-
Notifications
You must be signed in to change notification settings - Fork 1.1k
Open
Labels
Description
Hi everyone,
I am currently investigating how to best integrate TBB into an application (a database) that already uses its own thread-pool to distribute work. To combat issues of the data-parallelism in combination with skew, we'd like to employ TBB as a task-based parallelism alternative in certain situations.
The worker threads of the application are either executing something or waiting on a queue (a condition variable) for more work to arrive (e.g. a query run by the user).
application_worker_thread() {
while(true) {
task = queue.next(); // blocking wait
task.run(); // This may spawn TBB tasks
}
}The 2 main goals we'd like to address are
- Reducing oversubscription: Assuming all application worker threads are running some work and one of them spawns a large amount of TBB tasks, we are oversubscribing the CPU because the entire application thread pool and the TBB thread pool will be busy. The goal is to reduce the oversubscription, e.g. in this scenario that only the one application thread that spawned TBB task would execute them.
- Respecting resource group limits: The application also has a mechanism to limit resources depending on the workload (e.g. a query may only use 50% of all CPUs). Essentially we'd like to limit
#active application workers + #active tbb workers <= resource_limit
The directions I already thought about are as follows, but all of them have some drawbacks
- No explicit task_arenas at all: This means all application workers have their implicit task_arena and this leads to oversubscription if one application task spawns many TBB tasks.
- Explicit task arenas for each resource group: First it is a bit tricky to control when a thread enters these arenas, as application threads may switch between executing tasks from different resource groups. Second assume a resource limit of 50%, together with the TBB threads we will be using more than 50% of CPU.
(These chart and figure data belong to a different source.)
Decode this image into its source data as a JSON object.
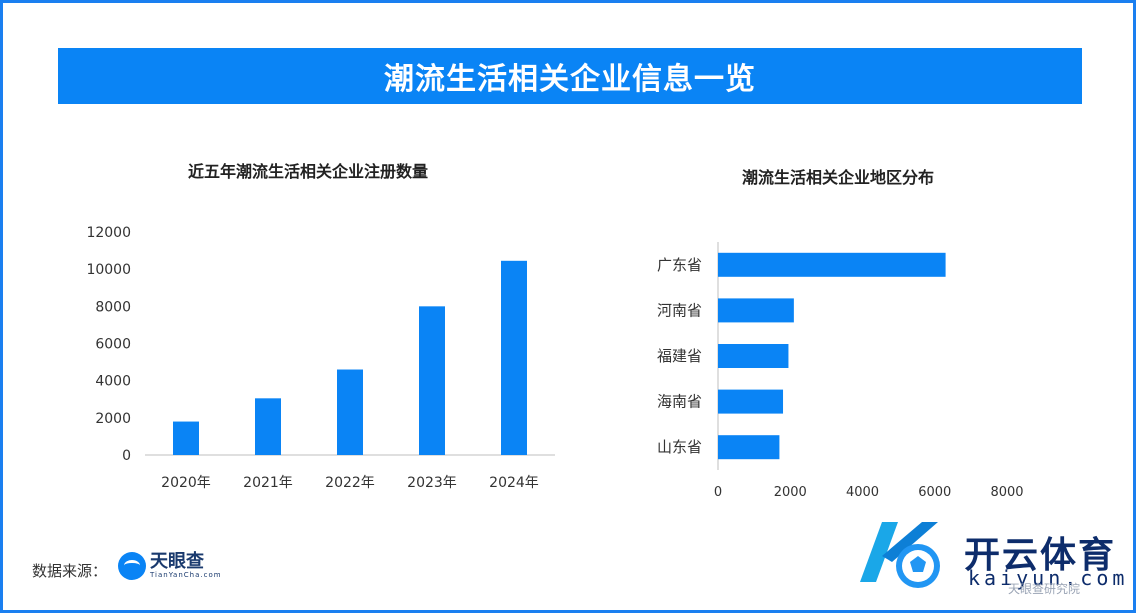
{
  "header": {
    "title": "潮流生活相关企业信息一览"
  },
  "chart_data": [
    {
      "type": "bar",
      "title": "近五年潮流生活相关企业注册数量",
      "categories": [
        "2020年",
        "2021年",
        "2022年",
        "2023年",
        "2024年"
      ],
      "values": [
        1800,
        3050,
        4600,
        8000,
        10450
      ],
      "ylim": [
        0,
        12000
      ],
      "yticks": [
        0,
        2000,
        4000,
        6000,
        8000,
        10000,
        12000
      ],
      "grid": false,
      "color": "#0a84f5"
    },
    {
      "type": "bar",
      "orientation": "horizontal",
      "title": "潮流生活相关企业地区分布",
      "categories": [
        "广东省",
        "河南省",
        "福建省",
        "海南省",
        "山东省"
      ],
      "values": [
        6300,
        2100,
        1950,
        1800,
        1700
      ],
      "xlim": [
        0,
        8000
      ],
      "xticks": [
        0,
        2000,
        4000,
        6000,
        8000
      ],
      "grid": false,
      "color": "#0a84f5"
    }
  ],
  "footer": {
    "source_label": "数据来源：",
    "source_logo_cn": "天眼查",
    "source_logo_en": "TianYanCha.com"
  },
  "watermark": {
    "brand": "开云体育",
    "url": "kaiyun.com",
    "small": "天眼查研究院"
  }
}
- Essentially what I'd like to achieve is that a TBB worker thread is only active if and only if an application thread is currently waiting for a new task. I was thinking to regularly modify the global_control in the application worker thread loop, but I'm doubting whether this is a good idea.
gc = global_control(max_allowed_parallelism = hardware_concurrency)
num_active_workers = 0
application_worker_thread() {
while(true) {
task = queue.next(); // blocking wait
num_active_workers += 1
gc = global_control(max_allowed_parallelism = hardware_concurrency - num_active_workers)
task.run(); // This may spawn TBB tasks
num_active_workers -= 1
gc = global_control(max_allowed_parallelism = hardware_concurrency - num_active_workers)
}
}- another approach is that an application thread can join into a task_arena and execute TBB tasks until a new application task is available, but I didn't find a way to do this properly.
- running the application tasks directly with TBB could also help, but there are some TLS variables that are required to be setup correctly, so this is also a bit compicated.
Do you have any hints or recommendations on how to best integrate TBB into such an environment?